1) A centralised issuer (CI) of time-stamped certificates for a TLD, which certify someone is the owner of a domain. Certificates are only issued for domains that don't exist yet. The public key is in the certificate, and the private key is kept by the owner.

2) A network of TLD nameserver operators (TLDNSO) for the TLD. TLDNSOs have stable IP addresses which are distributed to client software in advance - and there is a centrally agreed on list. TLDNSOs are geographically dispersed, and spread across many different legal jurisdictions.

3) All certificates from the CI are sent to all TLDNSOs. Certificates without a timestamp that corresponds within a limited threshold to the time the certificate was received are rejected, as are certificates for domains when another certificate for the same domain is held by the TLDNSO.

4) TLDNSOs accept domain resource record (RR) updates - e.g. nameserver records - from anyone, provide they are signed with the private key that only the domain owner has. Likewise for the equivalent of WHOIS details.

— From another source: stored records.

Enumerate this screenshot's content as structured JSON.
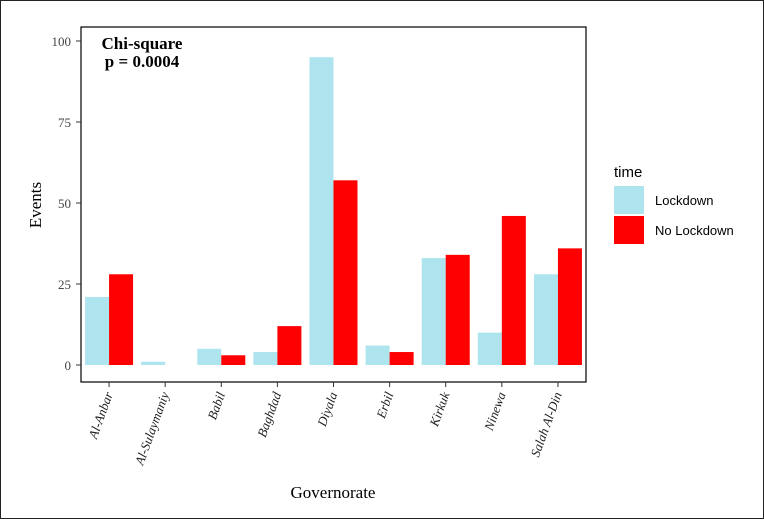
{
  "chart_data": {
    "type": "bar",
    "xlabel": "Governorate",
    "ylabel": "Events",
    "ylim": [
      0,
      104
    ],
    "yticks": [
      0,
      25,
      50,
      75,
      100
    ],
    "categories": [
      "Al-Anbar",
      "Al-Sulaymaniy",
      "Babil",
      "Baghdad",
      "Diyala",
      "Erbil",
      "Kirkuk",
      "Ninewa",
      "Salah Al-Din"
    ],
    "series": [
      {
        "name": "Lockdown",
        "color": "#ADE4EE",
        "values": [
          21,
          1,
          5,
          4,
          95,
          6,
          33,
          10,
          28
        ]
      },
      {
        "name": "No Lockdown",
        "color": "#FF0000",
        "values": [
          28,
          0,
          3,
          12,
          57,
          4,
          34,
          46,
          36
        ]
      }
    ],
    "annotation": {
      "line1": "Chi-square",
      "line2": "p = 0.0004"
    },
    "legend": {
      "title": "time",
      "position": "right"
    },
    "grid": false
  }
}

5) Domain owners can sign a transfer certificate, which includes the public key of the new owner, and is signed with their private key, and sending the transfer certificate to the new owner. The new owner sends it to all TLDNSOs, who will from then on accept requests with the new owner's key, rather than the old one.

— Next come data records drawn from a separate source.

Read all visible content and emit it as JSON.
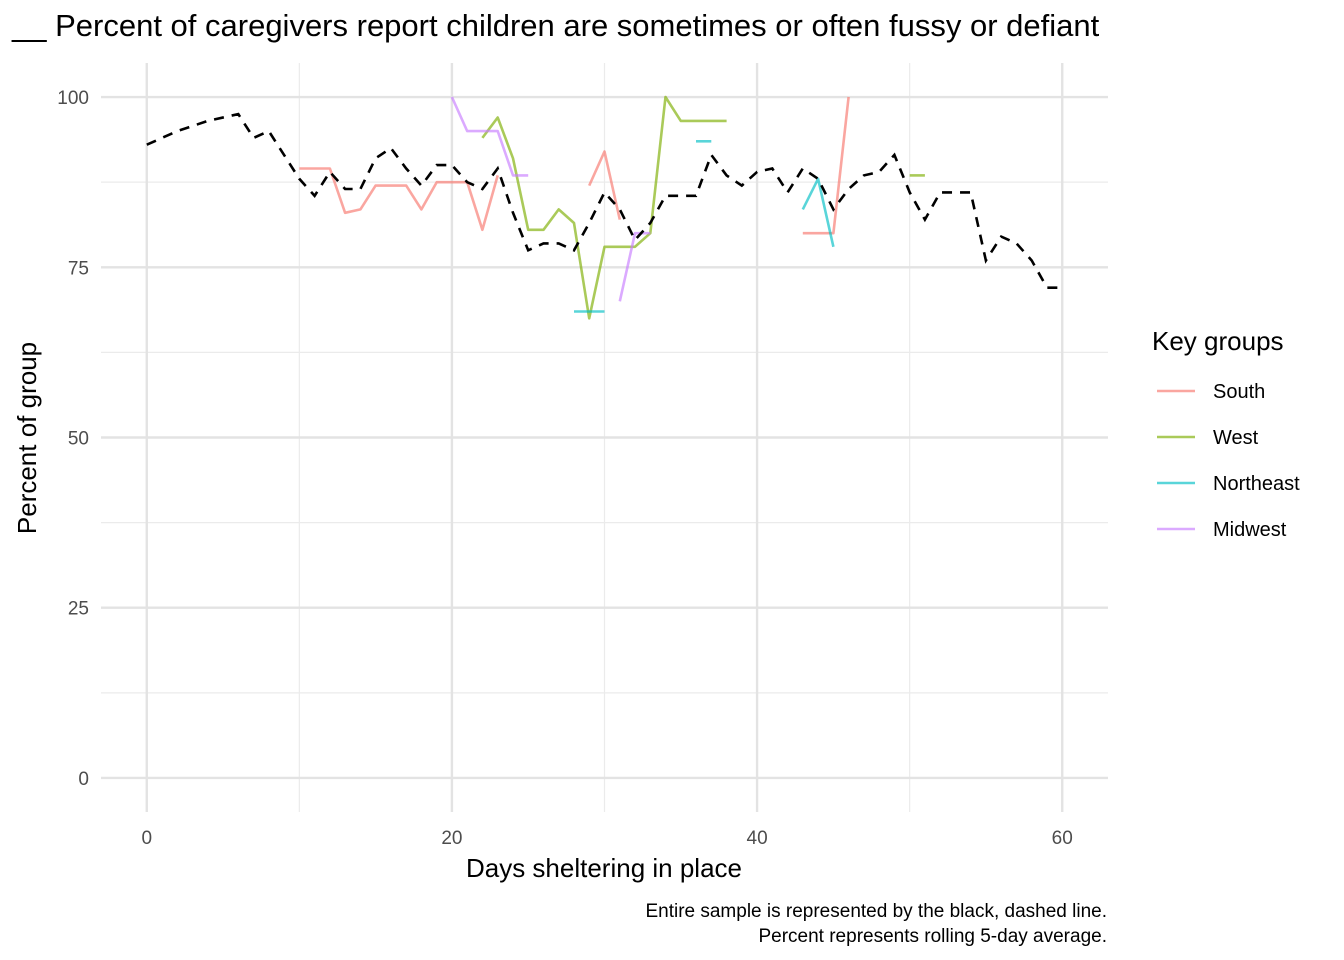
{
  "chart_data": {
    "type": "line",
    "title": "__ Percent of caregivers report children are sometimes or often fussy or defiant",
    "xlabel": "Days sheltering in place",
    "ylabel": "Percent of group",
    "xlim": [
      -3,
      63
    ],
    "ylim": [
      -5,
      105
    ],
    "x_ticks": [
      0,
      20,
      40,
      60
    ],
    "y_ticks": [
      0,
      25,
      50,
      75,
      100
    ],
    "grid": true,
    "caption": [
      "Entire sample is represented by the black, dashed line.",
      "Percent represents rolling 5-day average."
    ],
    "legend": {
      "title": "Key groups",
      "position": "right"
    },
    "overall": {
      "color": "#000000",
      "style": "dashed",
      "points": [
        [
          0,
          93
        ],
        [
          2,
          95
        ],
        [
          4,
          96.5
        ],
        [
          6,
          97.5
        ],
        [
          7,
          94
        ],
        [
          8,
          95
        ],
        [
          10,
          88
        ],
        [
          11,
          85.5
        ],
        [
          12,
          89
        ],
        [
          13,
          86.5
        ],
        [
          14,
          86.5
        ],
        [
          15,
          91
        ],
        [
          16,
          92.5
        ],
        [
          17,
          89.5
        ],
        [
          18,
          87
        ],
        [
          19,
          90
        ],
        [
          20,
          90
        ],
        [
          21,
          87.5
        ],
        [
          22,
          86.5
        ],
        [
          23,
          89.5
        ],
        [
          24,
          83
        ],
        [
          25,
          77.5
        ],
        [
          26,
          78.5
        ],
        [
          27,
          78.5
        ],
        [
          28,
          77.5
        ],
        [
          29,
          81.5
        ],
        [
          30,
          86
        ],
        [
          31,
          83.5
        ],
        [
          32,
          79
        ],
        [
          33,
          81.5
        ],
        [
          34,
          85.5
        ],
        [
          35,
          85.5
        ],
        [
          36,
          85.5
        ],
        [
          37,
          91.5
        ],
        [
          38,
          88.5
        ],
        [
          39,
          87
        ],
        [
          40,
          89
        ],
        [
          41,
          89.5
        ],
        [
          42,
          86
        ],
        [
          43,
          89.5
        ],
        [
          44,
          88
        ],
        [
          45,
          83.5
        ],
        [
          46,
          86.5
        ],
        [
          47,
          88.5
        ],
        [
          48,
          89
        ],
        [
          49,
          91.5
        ],
        [
          50,
          86
        ],
        [
          51,
          82
        ],
        [
          52,
          86
        ],
        [
          53,
          86
        ],
        [
          54,
          86
        ],
        [
          55,
          76
        ],
        [
          56,
          79.5
        ],
        [
          57,
          78.5
        ],
        [
          58,
          76
        ],
        [
          59,
          72
        ],
        [
          60,
          72
        ]
      ]
    },
    "series": [
      {
        "name": "South",
        "color": "#f8766d",
        "segments": [
          [
            [
              10,
              89.5
            ],
            [
              11,
              89.5
            ],
            [
              12,
              89.5
            ],
            [
              13,
              83
            ],
            [
              14,
              83.5
            ],
            [
              15,
              87
            ],
            [
              16,
              87
            ],
            [
              17,
              87
            ],
            [
              18,
              83.5
            ],
            [
              19,
              87.5
            ],
            [
              20,
              87.5
            ],
            [
              21,
              87.5
            ],
            [
              22,
              80.5
            ],
            [
              23,
              88.5
            ]
          ],
          [
            [
              29,
              87
            ],
            [
              30,
              92
            ],
            [
              31,
              82
            ]
          ],
          [
            [
              43,
              80
            ],
            [
              44,
              80
            ],
            [
              45,
              80
            ],
            [
              46,
              100
            ]
          ]
        ]
      },
      {
        "name": "West",
        "color": "#7cae00",
        "segments": [
          [
            [
              22,
              94
            ],
            [
              23,
              97
            ],
            [
              24,
              91
            ],
            [
              25,
              80.5
            ],
            [
              26,
              80.5
            ],
            [
              27,
              83.5
            ],
            [
              28,
              81.5
            ],
            [
              29,
              67.5
            ],
            [
              30,
              78
            ],
            [
              31,
              78
            ],
            [
              32,
              78
            ],
            [
              33,
              80
            ],
            [
              34,
              100
            ],
            [
              35,
              96.5
            ],
            [
              36,
              96.5
            ],
            [
              37,
              96.5
            ],
            [
              38,
              96.5
            ]
          ],
          [
            [
              50,
              88.5
            ],
            [
              51,
              88.5
            ]
          ]
        ]
      },
      {
        "name": "Northeast",
        "color": "#00bfc4",
        "segments": [
          [
            [
              28,
              68.5
            ],
            [
              29,
              68.5
            ],
            [
              30,
              68.5
            ]
          ],
          [
            [
              36,
              93.5
            ],
            [
              37,
              93.5
            ]
          ],
          [
            [
              43,
              83.5
            ],
            [
              44,
              88
            ],
            [
              45,
              78
            ]
          ]
        ]
      },
      {
        "name": "Midwest",
        "color": "#c77cff",
        "segments": [
          [
            [
              20,
              100
            ],
            [
              21,
              95
            ],
            [
              22,
              95
            ],
            [
              23,
              95
            ],
            [
              24,
              88.5
            ],
            [
              25,
              88.5
            ]
          ],
          [
            [
              31,
              70
            ],
            [
              32,
              80
            ],
            [
              33,
              80
            ]
          ]
        ]
      }
    ]
  }
}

6) Clients can query TLDNSOs using DNS or DNSSEC, or using a new protocol which lets them inspect the certificates from the CI and any ownership changes. Clients using the new protocol query several TLDNSOs in several jurisdictions - there could be a fairly complex set of conflict resolution rules, but one of the most important would be that if two CI certificates were received, more TLDNSOs get queried, and the most frequent answer is the one that is accepted.

This makes most kinds of attacks on existing domains difficult:

1) The CI can be compelled by authorities in its jurisdiction to issue certificates, possibly backdated, but they won't be accepted by TLDNSOs except the ones that can be compelled to accept them (a minority in the case of unilateral government action), because they already have a certificate for the domain. The new CI certificate will be rejected by clients if only a minority of TLDNSOs present it.

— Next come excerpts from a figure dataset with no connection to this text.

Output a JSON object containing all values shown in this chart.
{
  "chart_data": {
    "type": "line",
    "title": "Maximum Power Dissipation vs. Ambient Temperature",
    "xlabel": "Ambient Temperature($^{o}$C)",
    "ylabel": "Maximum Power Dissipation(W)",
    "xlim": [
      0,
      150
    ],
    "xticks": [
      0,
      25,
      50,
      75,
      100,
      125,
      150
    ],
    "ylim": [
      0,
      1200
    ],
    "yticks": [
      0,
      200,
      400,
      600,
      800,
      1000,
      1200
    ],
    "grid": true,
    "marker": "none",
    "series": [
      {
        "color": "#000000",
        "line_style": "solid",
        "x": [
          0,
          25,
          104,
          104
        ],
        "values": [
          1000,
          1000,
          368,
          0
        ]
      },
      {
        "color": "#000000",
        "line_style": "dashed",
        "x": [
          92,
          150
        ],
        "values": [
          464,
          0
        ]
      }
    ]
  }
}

2) TLDNSOs can be compelled to remove CI certificates for individual domains, but if only a minority are in any one jurisdiction, clients will get the record from other TLDNSOs.

3) Only the domain name owner has the private key needed to revoke or transfer a domain name. Obviously, the domain name owner can be compelled to reveal they private key (if they have it in that jurisdiction anyway), but that is outside the scope of this document. They could encrypt the key with a secure password and refuse to disclose it - that would be legal in some jurisdictions and illegal in others. By this point, authorities would probably focus on taking down the servers hosting the website rather than the DNS.

1 comments

So, basically, DNS+CA, with mob-rule for conflict resolution for both servers and clients.

I like it - it can be implemented along-side DNS, mirroring DNS entries where the owners will agree to create a key. A progressive take-over is possible, layered on top of existing services.

It's not really "p2p" in that it needs hosts that must still be large and unmovable, thus a target, but a definite improvement. I'd still like to see/find/come up with a way to make something as totally host-free as possible, but no doubt it'd be incredibly slow compared to a more centralized solution.

Actually I think that a Bitcoin-style approach would be better.

Basically just use something like Bitcoin's block chain, but store domain registrations instead of only transactions.

So you only get a domain if you can prove that you've send some computational power of your computer. In addition, once you've registered a domain and the registration is sufficiently far in the past, it is infeasible for an attacker to manipulate your domain due to the block chain (and the computational power required to attack or delete it).